Formale Anforderungen

Um die Form eines Einspruchs müssen sich Steuerzahler wenig Gedanken machen. § 357 Abs. 1 Satz 1 Alt. 1 AO schreibt für die Einreichung des Einspruchs die Schriftform vor, was in der Regel per Brief oder Fax erfolgt. Der Einspruch braucht nicht unterschrieben zu sein, nur der Absender muss erkennbar sein. Dennoch sollte das Schreiben so korrekt und umfangreich wie möglich sein, um schneller Recht zu bekommen und lästige Rückfragen zu vermeiden.

Gegen einen Einkommensteuerbescheid lässt sich auch online Einspruch einlegen. Da die elektronische Post schneller beim Finanzamt ankommt, lässt sich die Rechtsbehelfsfrist von einem Monat besser einhalten als mit einem Brief. Verlangt wird nur ein schriftlicher Einspruch, der den Namen des Absenders enthält. Diese Voraussetzungen erfüllt eine Mail, die nicht mit einer qualifizierten elektronischen Signatur versehen sein muss. Die soll eine Unterschrift ersetzen, die aber beim Einspruch nicht erforderlich ist. Ausreichend ist daher eine einfache E-Mail. Soweit der Empfänger des Einspruchs, also das zuständige Finanzamt, den Zugang für elektronische Dokumente eröffnet hat, lässt § 87a Abs. 1 AO grundsätzlich eine elektronische Kommunikation zu. Ein Zugang ist eröffnet, wenn elektronische Dokumente dem entsprechenden Finanzamt zugehen können und zugehen dürfen. Dies ist wiederum schon dann der Fall, wenn auf den Bescheiden, wie mittlerweile üblich, eine E-Mail-Adresse angegeben ist.

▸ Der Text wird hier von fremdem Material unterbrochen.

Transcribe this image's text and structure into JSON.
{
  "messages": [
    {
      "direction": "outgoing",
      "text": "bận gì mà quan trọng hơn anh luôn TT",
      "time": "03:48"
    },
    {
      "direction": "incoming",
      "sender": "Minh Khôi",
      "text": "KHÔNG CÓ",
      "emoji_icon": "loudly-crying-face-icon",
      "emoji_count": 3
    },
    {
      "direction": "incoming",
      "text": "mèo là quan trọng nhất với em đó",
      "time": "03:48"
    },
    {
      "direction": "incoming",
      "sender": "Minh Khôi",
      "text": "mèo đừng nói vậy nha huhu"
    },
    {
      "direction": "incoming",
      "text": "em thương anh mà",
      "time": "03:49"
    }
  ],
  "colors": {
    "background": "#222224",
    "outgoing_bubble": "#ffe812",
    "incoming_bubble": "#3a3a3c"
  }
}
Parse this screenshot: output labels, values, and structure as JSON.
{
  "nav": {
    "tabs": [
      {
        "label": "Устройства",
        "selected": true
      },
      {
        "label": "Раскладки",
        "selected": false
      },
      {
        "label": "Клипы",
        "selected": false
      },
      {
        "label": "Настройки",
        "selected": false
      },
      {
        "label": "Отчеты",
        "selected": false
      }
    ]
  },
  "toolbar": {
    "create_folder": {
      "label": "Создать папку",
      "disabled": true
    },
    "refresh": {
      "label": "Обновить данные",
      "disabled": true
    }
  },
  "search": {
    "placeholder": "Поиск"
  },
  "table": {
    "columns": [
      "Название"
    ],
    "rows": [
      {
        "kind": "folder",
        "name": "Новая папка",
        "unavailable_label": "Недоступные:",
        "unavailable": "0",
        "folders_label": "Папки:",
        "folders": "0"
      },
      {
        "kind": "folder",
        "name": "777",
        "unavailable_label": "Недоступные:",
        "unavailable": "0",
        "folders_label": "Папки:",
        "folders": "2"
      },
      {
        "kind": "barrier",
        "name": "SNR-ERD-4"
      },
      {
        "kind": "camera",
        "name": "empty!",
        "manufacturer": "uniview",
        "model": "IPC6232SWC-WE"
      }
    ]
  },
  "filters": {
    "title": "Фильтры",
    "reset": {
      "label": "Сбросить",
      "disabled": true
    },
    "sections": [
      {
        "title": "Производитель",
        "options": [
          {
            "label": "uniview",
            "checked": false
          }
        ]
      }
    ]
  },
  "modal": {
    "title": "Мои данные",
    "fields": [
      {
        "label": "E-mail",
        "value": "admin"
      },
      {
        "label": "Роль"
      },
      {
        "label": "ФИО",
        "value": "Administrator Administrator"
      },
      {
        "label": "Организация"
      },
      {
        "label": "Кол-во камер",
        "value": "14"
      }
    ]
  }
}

Eine eher unbekannte Möglichkeit ist der Einspruch per Protokoll (zur Niederschrift, § 357 Abs. 1 AO). Hier sprechen Bürger persönlich beim zuständigen Sachbearbeiter vor, der das Anliegen schriftlich aufnimmt. Dann können vorab die strittigen Punkte diskutiert werden. Mündlich aber kann ein Einspruch nicht eingelegt werden.

Grundsätzlich gilt: § 357 AO soll eine möglichst formfreie Einleitung des Einspruchsverfahrens ermöglichen. Auch dem in Verfahrensangelegenheiten unerfahrenen Bürger soll es möglich sein, Rechtsbehelfe und damit auch einen Einspruch ohne Formalien und „Förmeleien" einzulegen (Bundesverfassungsgericht vom 2.3.1993, 1 BvR 249/92).